実際、お気に召したのか、リゼッタは分かりやすく上機嫌になってその場でパンを貪り始めた。
「むしゃむしゃ……ありがとぉ、おにーさん! 三日も何も食べてなかったんだよね~」
「じゃあそろそろ行くよ」
「ん。また遊びに来てねぇ」
俺たちはリゼッタのもとを離れ、再びあてもなく荒廃した街を歩き始めた。
「やれやれ、先が思いやられるな。君が一緒で本当に良かったよ、レイジ」
「とはいえリゼッタの話した通りなら、ここには世界について知る手掛かりなど何もないことになるが……」
「まあまあ。ああいう手合は大抵、狭い世界でしか生きていないものだ。本人に罪はないけどね。《術式》で飲食を代替出来る私達には幾らでも時間があるんだし、じっくり探そうじゃないか」
「ああ、そうだな……」
気を紛らすようにアルケーと雑談をしながら進むも、見えてくる景色は一向に変わらない。

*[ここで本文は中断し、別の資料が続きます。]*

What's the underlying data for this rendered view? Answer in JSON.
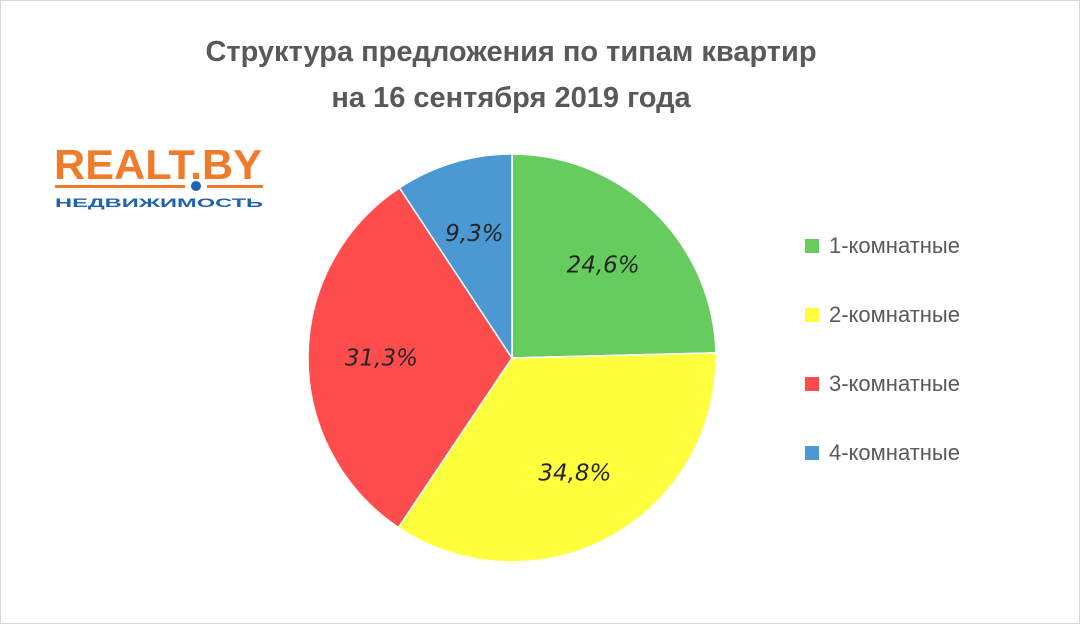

本当にこの地上世界そのものが掃き溜め――いや、地獄なのかも知れない。
死体の山があるならまだ良い方で、魔物と汚れきった白骨しか存在しない区画もあった。
力のある魔族は食事を得る為に魔物や自分より弱い同族を狩る一方、弱者は怯えながら物陰でひっそりと生きるのみだ。
街中にあった比較的清潔そうな水が流れる川は少数の屈強な魔族に占領され、他は汚泥と血でドス黒くなった水たまりに密集していた。

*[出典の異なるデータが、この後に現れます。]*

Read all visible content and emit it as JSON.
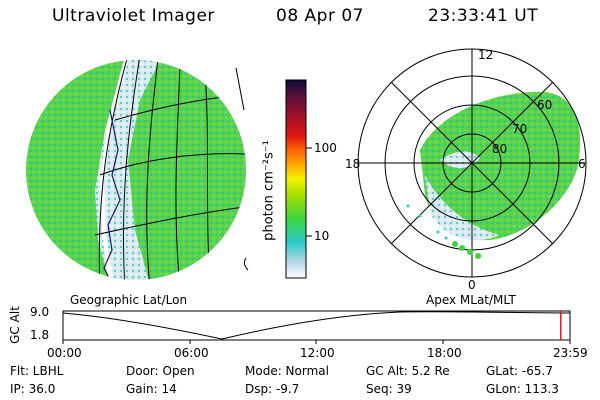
{
  "header": {
    "title": "Ultraviolet Imager",
    "date": "08 Apr 07",
    "time": "23:33:41 UT"
  },
  "geo_panel": {
    "caption": "Geographic Lat/Lon"
  },
  "polar_panel": {
    "caption": "Apex MLat/MLT",
    "mlt_labels": {
      "top": "12",
      "left": "18",
      "right": "6",
      "bottom": "0"
    },
    "lat_labels": [
      "60",
      "70",
      "80"
    ]
  },
  "colorbar": {
    "unit_label": "photon cm⁻²s⁻¹",
    "ticks": [
      "100",
      "10"
    ],
    "colors": [
      "#0c0c40",
      "#5a0f3c",
      "#a0102a",
      "#e01414",
      "#ff6a00",
      "#ffb400",
      "#f4f400",
      "#a8e000",
      "#3cd43c",
      "#2ccaca",
      "#b8d8e8",
      "#ffffff"
    ]
  },
  "altitude_plot": {
    "ylabel": "GC Alt",
    "ytop": "9.0",
    "ybottom": "1.8",
    "xticks": [
      "00:00",
      "06:00",
      "12:00",
      "18:00",
      "23:59"
    ],
    "marker_hour": 23.55
  },
  "info": {
    "filter": "Flt: LBHL",
    "ip": "IP: 36.0",
    "door": "Door: Open",
    "gain": "Gain: 14",
    "mode": "Mode: Normal",
    "dsp": "Dsp:   -9.7",
    "gc_alt": "GC Alt: 5.2 Re",
    "seq": "Seq: 39",
    "glat": "GLat: -65.7",
    "glon": "GLon: 113.3"
  }
}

どうやらそこは見た目通り疫病に汚染されていたようで人がたくさん倒れているが、誰も気にしていない。嘔吐して苦しんでいる者がすぐ近くに居ても一瞥すらしない。
この世界において「死」とはどこまでも日常なのだ。他人の死など彼らにとってはどうでもいいことなのだ。
かつてこの地には文明が存在したのかも知れない。だが今あるのは暴力と死に支配された、弱肉強食の摂理だけである。

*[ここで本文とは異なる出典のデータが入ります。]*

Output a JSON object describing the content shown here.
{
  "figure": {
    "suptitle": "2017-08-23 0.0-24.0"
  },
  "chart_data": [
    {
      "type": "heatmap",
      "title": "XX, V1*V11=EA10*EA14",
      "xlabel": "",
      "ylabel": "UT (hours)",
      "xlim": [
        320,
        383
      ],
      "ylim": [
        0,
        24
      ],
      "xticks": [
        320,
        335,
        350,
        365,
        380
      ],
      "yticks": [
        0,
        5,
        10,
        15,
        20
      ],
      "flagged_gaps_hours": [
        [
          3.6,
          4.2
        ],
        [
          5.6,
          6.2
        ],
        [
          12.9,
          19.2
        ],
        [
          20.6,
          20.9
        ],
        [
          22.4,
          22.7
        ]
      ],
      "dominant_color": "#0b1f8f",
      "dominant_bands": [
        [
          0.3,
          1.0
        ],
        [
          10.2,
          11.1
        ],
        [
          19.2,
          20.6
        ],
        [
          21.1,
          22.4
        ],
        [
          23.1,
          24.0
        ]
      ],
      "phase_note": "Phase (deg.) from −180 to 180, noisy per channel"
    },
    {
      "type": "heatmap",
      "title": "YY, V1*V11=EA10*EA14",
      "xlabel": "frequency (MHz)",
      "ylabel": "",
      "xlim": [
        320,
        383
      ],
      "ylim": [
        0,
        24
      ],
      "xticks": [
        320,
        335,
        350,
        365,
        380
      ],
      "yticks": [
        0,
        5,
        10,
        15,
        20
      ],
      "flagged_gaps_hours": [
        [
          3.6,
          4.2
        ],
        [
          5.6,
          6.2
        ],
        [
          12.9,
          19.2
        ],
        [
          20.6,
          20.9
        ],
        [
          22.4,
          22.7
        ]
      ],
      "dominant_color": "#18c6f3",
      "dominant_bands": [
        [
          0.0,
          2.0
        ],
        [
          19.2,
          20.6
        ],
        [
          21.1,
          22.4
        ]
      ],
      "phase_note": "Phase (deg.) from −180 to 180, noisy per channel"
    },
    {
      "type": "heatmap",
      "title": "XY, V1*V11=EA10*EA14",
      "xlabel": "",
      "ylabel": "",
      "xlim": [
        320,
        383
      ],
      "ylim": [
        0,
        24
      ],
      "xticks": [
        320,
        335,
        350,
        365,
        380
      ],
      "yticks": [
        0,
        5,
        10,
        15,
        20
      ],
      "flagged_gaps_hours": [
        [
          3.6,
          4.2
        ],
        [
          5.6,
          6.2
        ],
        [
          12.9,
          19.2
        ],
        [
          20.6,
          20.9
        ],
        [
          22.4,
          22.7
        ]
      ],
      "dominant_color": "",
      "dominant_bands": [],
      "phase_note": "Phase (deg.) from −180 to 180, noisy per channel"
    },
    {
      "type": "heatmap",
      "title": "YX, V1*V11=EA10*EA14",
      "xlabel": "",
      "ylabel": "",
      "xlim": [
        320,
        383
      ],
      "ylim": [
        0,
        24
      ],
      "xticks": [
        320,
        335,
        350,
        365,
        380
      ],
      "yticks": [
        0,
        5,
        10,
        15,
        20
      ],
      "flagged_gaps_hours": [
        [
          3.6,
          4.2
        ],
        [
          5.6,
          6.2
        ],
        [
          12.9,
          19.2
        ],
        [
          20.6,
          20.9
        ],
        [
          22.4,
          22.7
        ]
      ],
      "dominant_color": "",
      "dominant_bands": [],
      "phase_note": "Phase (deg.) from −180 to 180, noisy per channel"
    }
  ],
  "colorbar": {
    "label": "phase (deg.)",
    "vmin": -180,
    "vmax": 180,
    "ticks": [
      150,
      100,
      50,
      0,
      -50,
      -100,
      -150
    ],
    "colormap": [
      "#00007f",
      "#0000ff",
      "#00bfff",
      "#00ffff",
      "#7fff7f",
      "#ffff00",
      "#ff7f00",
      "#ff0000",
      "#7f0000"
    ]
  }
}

延々と続く光景に気が滅入ってきたがしかし、しばらく歩いた辺りで、俺はある建造物を見つけるのであった。
壁は他と同じくボロボロに朽ちているが、よく観察してみれば「図書館」と読み取れなくもない文字が刻まれている。
俺はアルケーの肩を軽く叩き、そちらを指差した。
「図書館かも知れない。もしかしたら何かあるんじゃないか?」
「ふむ。では入ってみようか」
「屋内は魔物や魔族の住処になってる可能性が高い。今のお前は《絆の誓い》で強化されているとはいえ、警戒を怠るなよ」
「分かってる」
慎重に気配を窺いながら入り口の前に立つ。
静かだ。少なくとも内部で魔物が暴れている感じはしない。
扉はどこか前世における自動ドアに形が似ているが、勝手に開いたりはしない。これだけ荒廃した世界なのだから、そんな文明の利器など存在しないだろうと分かってはいたが。
また、扉や窓にはまっていたであろうガラスは砕けて散乱しており、代わりに金属板で塞がれている。
誰かが簡易的な補修を施したのだろうか。かなり不自然で雑な仕事ではあるものの、壊れっぱなしになっている他の建物と比べればマシと言える。
少しだけ待機して内部の気配に変化がないことを確認した俺たちは、一気に扉を開放し突入した。
そこには期待通り、たくさんの書架が立ち並んでいた。
そして中央にはあぐらをかいて古びた本を読んでいる男が居る。
緑色の肌。筋骨隆々とした体つき。ファンタジーの中で蛮族として描かれることの多い「オーク」に似た、いかにも魔族らしい風貌だ。
彼は俺たちを見るや否や、本を床に置いて立ち上がった。
つい「攻撃されるか」と思い反射的に戦闘態勢を取るも、その男は戦意のなさを示すかのように両手を広げてみせた。